Trajectoires (p. 107-157) et Objets (p.159-205)

5Les parties 4 et 5 traitent globalement de résultats de la recherche récente en géographie biophysique ; si ce n’est que l’une entre par de grandes branches de la géographie biophysique, et que l’autre propose un déroulé thématique. Les allers-retours entre trajectoires des grandes branches de la discipline, relations avec les autres sciences, méthodologies et objets d’étude, font le lien entre les huit chapitres proposés.

6La géoarchéologie, la nature des sociétés du passé (p. 109-121) commence cette série, mettant en avant la pluridisciplinarité de la géoarchéologie au travers d’exemples grec et normand. La géohistoire : la trajectoire incertaine des systèmes fluviaux (pp. 123-134) fait de même en déclinant l’intérêt des études sur les contrôles anthropiques sur les milieux, avec une échelle temporelle plus courte. Les deux chapitres suivants sortent enfin de la question des rivières, un peu redondante dans l’ouvrage, pour s’intéresser aux géopatrimoines et au climat. La géodiversité, une nature abiotique au prisme de la diversité (p. 135-146) synthétise une décennie de recherche sur le patrimoine géomorphologique tandis que Le changement climatique (p.147-157) propose aussi une synthèse des recherches en climatologie à la française. Dans les deux cas, on peut relever le double objectif de mettre en valeur non seulement l’importance des éléments abiotiques en géographie de l’environnement, mais aussi la place et le rôle des géographes par rapports aux sciences physiques. Qu’ils ouvrent de nouvelles perspectives sur des branches anciennes de la géographie de l’environnement, ou qu’ils s’intéressent à de nouvelles branches, ces quatre chapitres mettent bien en avant la richesse d’une analyse combinée de l’environnement et des actions anthropiques.

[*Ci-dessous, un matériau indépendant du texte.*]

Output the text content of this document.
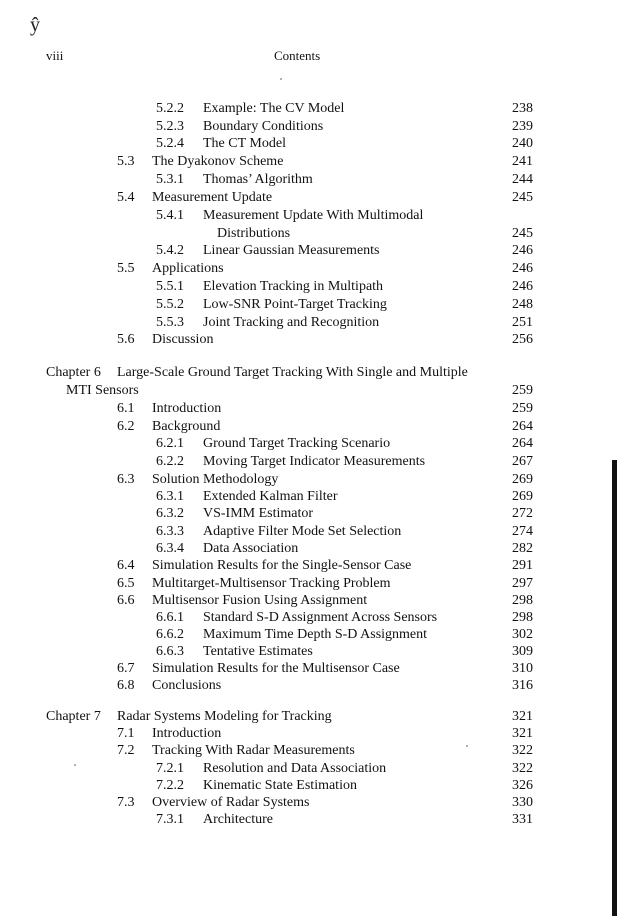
ŷ
viii	Contents
5.2.2 Example: The CV Model	238
5.2.3 Boundary Conditions	239
5.2.4 The CT Model	240
5.3 The Dyakonov Scheme	241
5.3.1 Thomas’ Algorithm	244
5.4 Measurement Update	245
5.4.1 Measurement Update With Multimodal
Distributions	245
5.4.2 Linear Gaussian Measurements	246
5.5 Applications	246
5.5.1 Elevation Tracking in Multipath	246
5.5.2 Low-SNR Point-Target Tracking	248
5.5.3 Joint Tracking and Recognition	251
5.6 Discussion	256
Chapter 6 Large-Scale Ground Target Tracking With Single and Multiple
MTI Sensors	259
6.1 Introduction	259
6.2 Background	264
6.2.1 Ground Target Tracking Scenario	264
6.2.2 Moving Target Indicator Measurements	267
6.3 Solution Methodology	269
6.3.1 Extended Kalman Filter	269
6.3.2 VS-IMM Estimator	272
6.3.3 Adaptive Filter Mode Set Selection	274
6.3.4 Data Association	282
6.4 Simulation Results for the Single-Sensor Case	291
6.5 Multitarget-Multisensor Tracking Problem	297
6.6 Multisensor Fusion Using Assignment	298
6.6.1 Standard S-D Assignment Across Sensors	298
6.6.2 Maximum Time Depth S-D Assignment	302
6.6.3 Tentative Estimates	309
6.7 Simulation Results for the Multisensor Case	310
6.8 Conclusions	316
Chapter 7 Radar Systems Modeling for Tracking	321
7.1 Introduction	321
7.2 Tracking With Radar Measurements	322
7.2.1 Resolution and Data Association	322
7.2.2 Kinematic State Estimation	326
7.3 Overview of Radar Systems	330
7.3.1 Architecture	331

7Les chapitres qui suivent, par objet de recherche, sont très plaisants à lire : ils présentent des résultats de recherches personnelles et collectives, le fil rouge est assez lisible et en constitue tout l’attrait. Très spécialisés, les titres en résument clairement l’intention : Le fonctionnement des bassins-versants anthropisés (p. 161-172), La végétation, entre dynamiques écologiques et territoriales (p. 173-184), Les limnosystèmes : les retenues d’eau en arrière des barrages artificiels (p. 185-194) et Le permafrost de la montagne face au changement climatique (p. 195-205). Tous aboutissent au même consensus : ces objets bassin-versant, végétation péri-urbaine, lacs, permafrost, sont des anthroposystèmes, fondés sur une coévolution fonctionnelle et interagissant entre écosystème et socio-système (voir p. 187).

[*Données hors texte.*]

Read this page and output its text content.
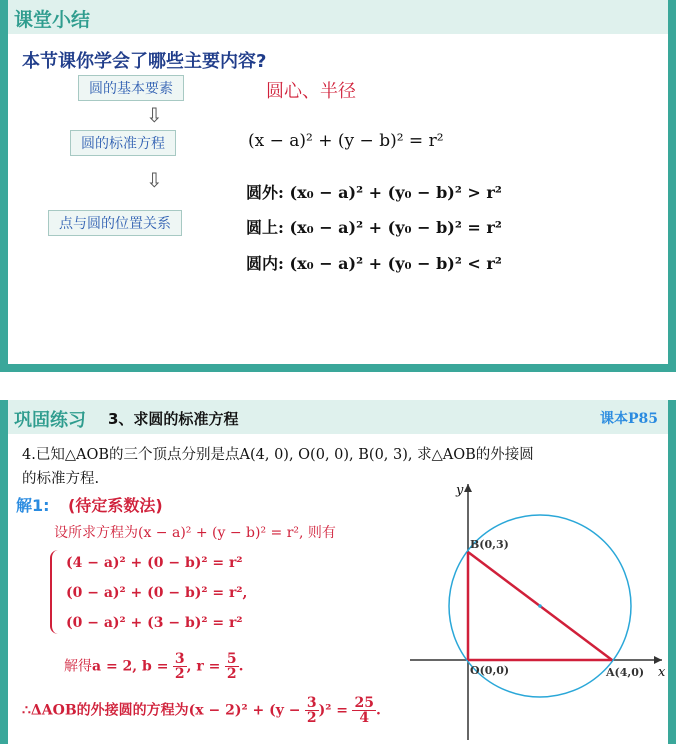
课堂小结
本节课你学会了哪些主要内容?
圆的基本要素	圆心、半径
⇩
圆的标准方程	(x − a)² + (y − b)² = r²
⇩
点与圆的位置关系
圆外: (x₀ − a)² + (y₀ − b)² > r²
圆上: (x₀ − a)² + (y₀ − b)² = r²
圆内: (x₀ − a)² + (y₀ − b)² < r²
巩固练习 3、求圆的标准方程	课本P85
4.已知△AOB的三个顶点分别是点A(4, 0), O(0, 0), B(0, 3), 求△AOB的外接圆
的标准方程.
解1: (待定系数法)
设所求方程为(x − a)² + (y − b)² = r², 则有
(4 − a)² + (0 − b)² = r²
(0 − a)² + (0 − b)² = r²,
(0 − a)² + (3 − b)² = r²
解得a = 2, $b = \frac{3}{2}$ , $r = \frac{5}{2}$ .
∴ΔAOB的外接圆的方程为$(x - 2)^2 + (y - \frac{3}{2} )^2 = \frac{25}{4}$ .
x
y
B(0,3)
O(0,0)	A(4,0)
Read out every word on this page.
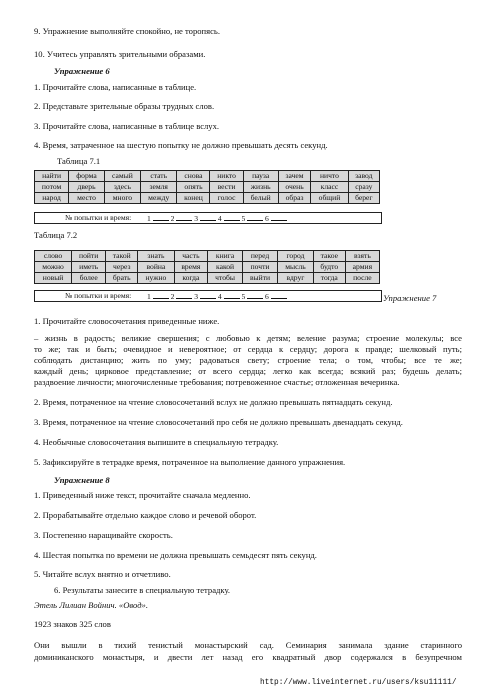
9. Упражнение выполняйте спокойно, не торопясь.
10. Учитесь управлять зрительными образами.
Упражнение 6
1. Прочитайте слова, написанные в таблице.
2. Представьте зрительные образы трудных слов.
3. Прочитайте слова, написанные в таблице вслух.
4. Время, затраченное на шестую попытку не должно превышать десять секунд.
Таблица 7.1
найти	форма	самый	стать	снова	никто	пауза	зачем	ничто	завод
потом	дверь	здесь	земля	опять	вести	жизнь	очень	класс	сразу
народ	место	много	между	конец	голос	белый	образ	общий	берег
№ попытки и время: 1	2	3	4	5	6
Таблица 7.2
слово	пойти	такой	знать	часть	книга	перед	город	такое	взять
можно	иметь	через	война	время	какой	почти	мысль	будто	армия
новый	более	брать	нужно	когда	чтобы	выйти	вдруг	тогда	после
№ попытки и время: 1	2	3	4	5	6	Упражнение 7
1. Прочитайте словосочетания приведенные ниже.
– жизнь в радость; великие свершения; с любовью к детям; веление разума; строение молекулы; все
то же; так и быть; очевидное и невероятное; от сердца к сердцу; дорога к правде; шелковый путь;
соблюдать дистанцию; жить по уму; радоваться свету; строение тела; о том, чтобы; все те же;
каждый день; цирковое представление; от всего сердца; легко как всегда; всякий раз; будешь делать;
раздвоение личности; многочисленные требования; потревоженное счастье; отложенная вечеринка.
2. Время, потраченное на чтение словосочетаний вслух не должно превышать пятнадцать секунд.
3. Время, потраченное на чтение словосочетаний про себя не должно превышать двенадцать секунд.
4. Необычные словосочетания выпишите в специальную тетрадку.
5. Зафиксируйте в тетрадке время, потраченное на выполнение данного упражнения.
Упражнение 8
1. Приведенный ниже текст, прочитайте сначала медленно.
2. Прорабатывайте отдельно каждое слово и речевой оборот.
3. Постепенно наращивайте скорость.
4. Шестая попытка по времени не должна превышать семьдесят пять секунд.
5. Читайте вслух внятно и отчетливо.
6. Результаты занесите в специальную тетрадку.
Этель Лилиан Войнич. «Овод».
1923 знаков 325 слов
Они вышли в тихий тенистый монастырский сад. Семинария занимала здание старинного
доминиканского монастыря, и двести лет назад его квадратный двор содержался в безупречном
http://www.liveinternet.ru/users/ksu11111/
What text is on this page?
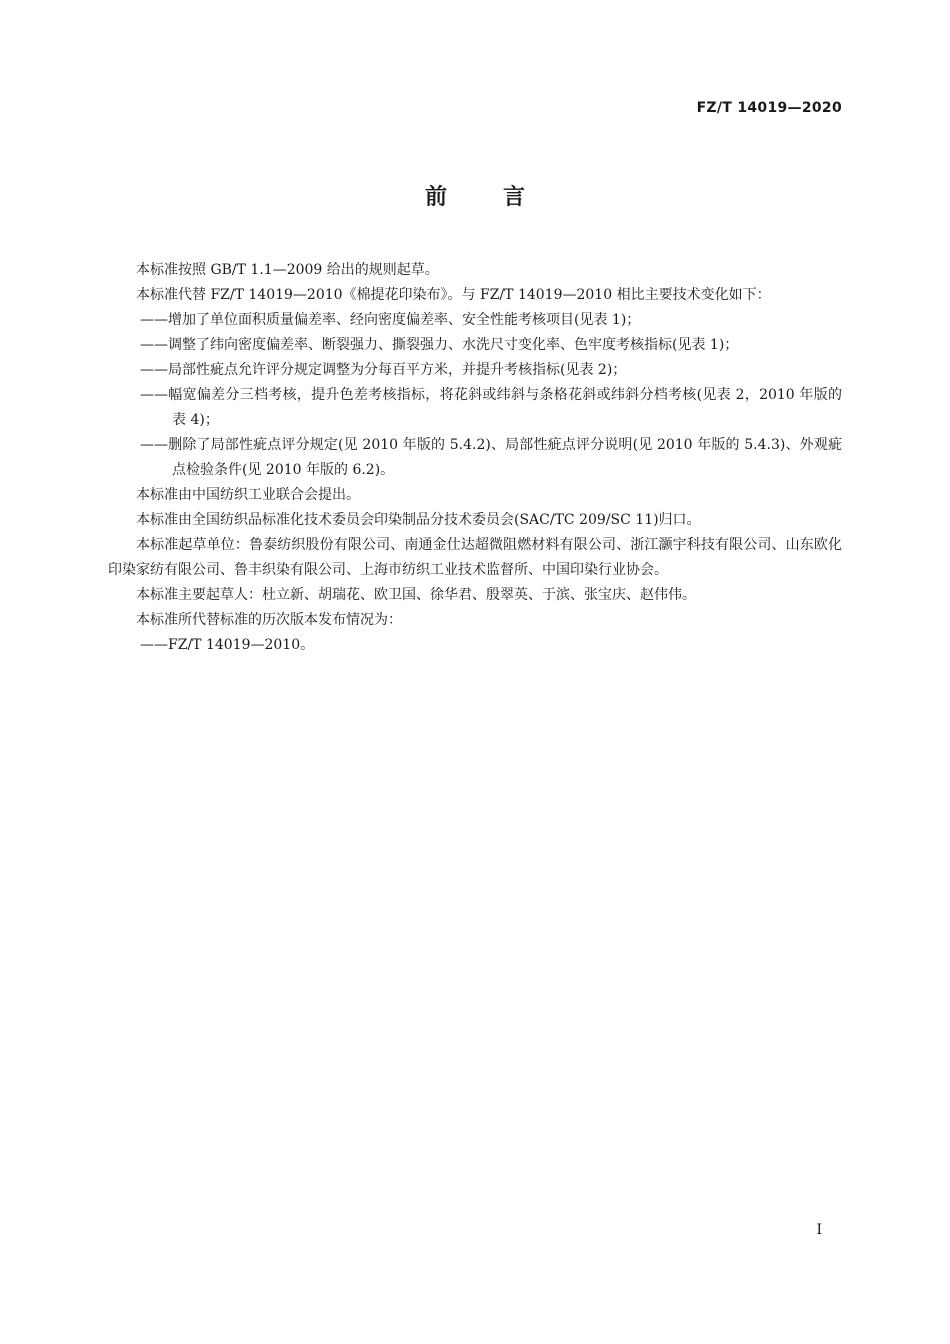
FZ/T 14019—2020
前言

本标准按照 GB/T 1.1—2009 给出的规则起草。

本标准代替 FZ/T 14019—2010《棉提花印染布》。与 FZ/T 14019—2010 相比主要技术变化如下：

——增加了单位面积质量偏差率、经向密度偏差率、安全性能考核项目(见表 1)；

——调整了纬向密度偏差率、断裂强力、撕裂强力、水洗尺寸变化率、色牢度考核指标(见表 1)；

——局部性疵点允许评分规定调整为分每百平方米，并提升考核指标(见表 2)；

——幅宽偏差分三档考核，提升色差考核指标，将花斜或纬斜与条格花斜或纬斜分档考核(见表 2，2010 年版的表 4)；

——删除了局部性疵点评分规定(见 2010 年版的 5.4.2)、局部性疵点评分说明(见 2010 年版的 5.4.3)、外观疵点检验条件(见 2010 年版的 6.2)。

本标准由中国纺织工业联合会提出。

本标准由全国纺织品标准化技术委员会印染制品分技术委员会(SAC/TC 209/SC 11)归口。

本标准起草单位：鲁泰纺织股份有限公司、南通金仕达超微阻燃材料有限公司、浙江灏宇科技有限公司、山东欧化印染家纺有限公司、鲁丰织染有限公司、上海市纺织工业技术监督所、中国印染行业协会。

本标准主要起草人：杜立新、胡瑞花、欧卫国、徐华君、殷翠英、于滨、张宝庆、赵伟伟。

本标准所代替标准的历次版本发布情况为：

——FZ/T 14019—2010。

I
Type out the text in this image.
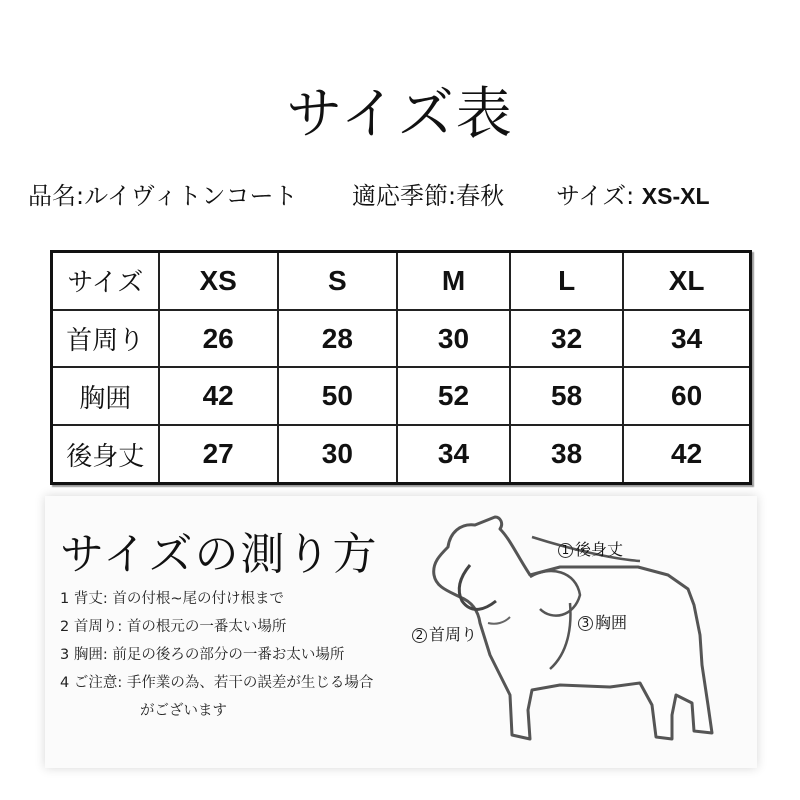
サイズ表
品名:ルイヴィトンコート 適応季節:春秋 サイズ: XS-XL
サイズ	XS	S	M	L	XL
首周り	26	28	30	32	34
胸囲	42	50	52	58	60
後身丈	27	30	34	38	42
サイズの測り方
1 背丈: 首の付根~尾の付け根まで
2 首周り: 首の根元の一番太い場所
3 胸囲: 前足の後ろの部分の一番お太い場所
4 ご注意: 手作業の為、若干の誤差が生じる場合
がございます
1 後身丈
2 首周り
3 胸囲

Cinquième partie : expertiser et enseigner (207-249)

8Cette dernière partie se compose de trois chapitres, dont les deux premiers abordent la question de la place du/de la scientifique expert·e : vis-à-vis des acteur/rice·s du territoire dans L’expertise géomorphologique au service de la gestion du littoral (p. 209-221) et vis-à-vis des politiques publiques, dans La difficile production des normes et de modèles de référence : comment définir des cours d’eau de qualité ? (p. 223-235). Si ces deux chapitres appuient leur thèse sur des exemples localisés, ils sont complémentaires avec une échelle spatiale plus fine et locale pour le premier et des allers-retours entre les échelles nationale et européenne pour le second.

9Enfin, Enseigner les processus biophysiques en géographie aujourd’hui ? (p. 237-249) s’inscrit dans une démarche réflexive sur l’enseignement en université de la géographie biophysique. Ces questionnements ont agité la plupart des enseignant·e·s, soit individuellement lors de la construction d’un programme d’unité d’enseignement, soit collectivement à l’heure des élaborations des maquettes. La lecture de ce chapitre est un moment plaisant : la manière dont les collègues abordent ces questionnements est intéressante, et je pense qu’il est utile de mettre ce genre de réflexion dans les mains des étudiant·e·s pour mieux leur faire comprendre les objectifs et les choix pédagogiques. Il me semble de fait approprié dès la 3ème année de Licence ou dans un cadre d’un enseignement d’épistémologie de la discipline.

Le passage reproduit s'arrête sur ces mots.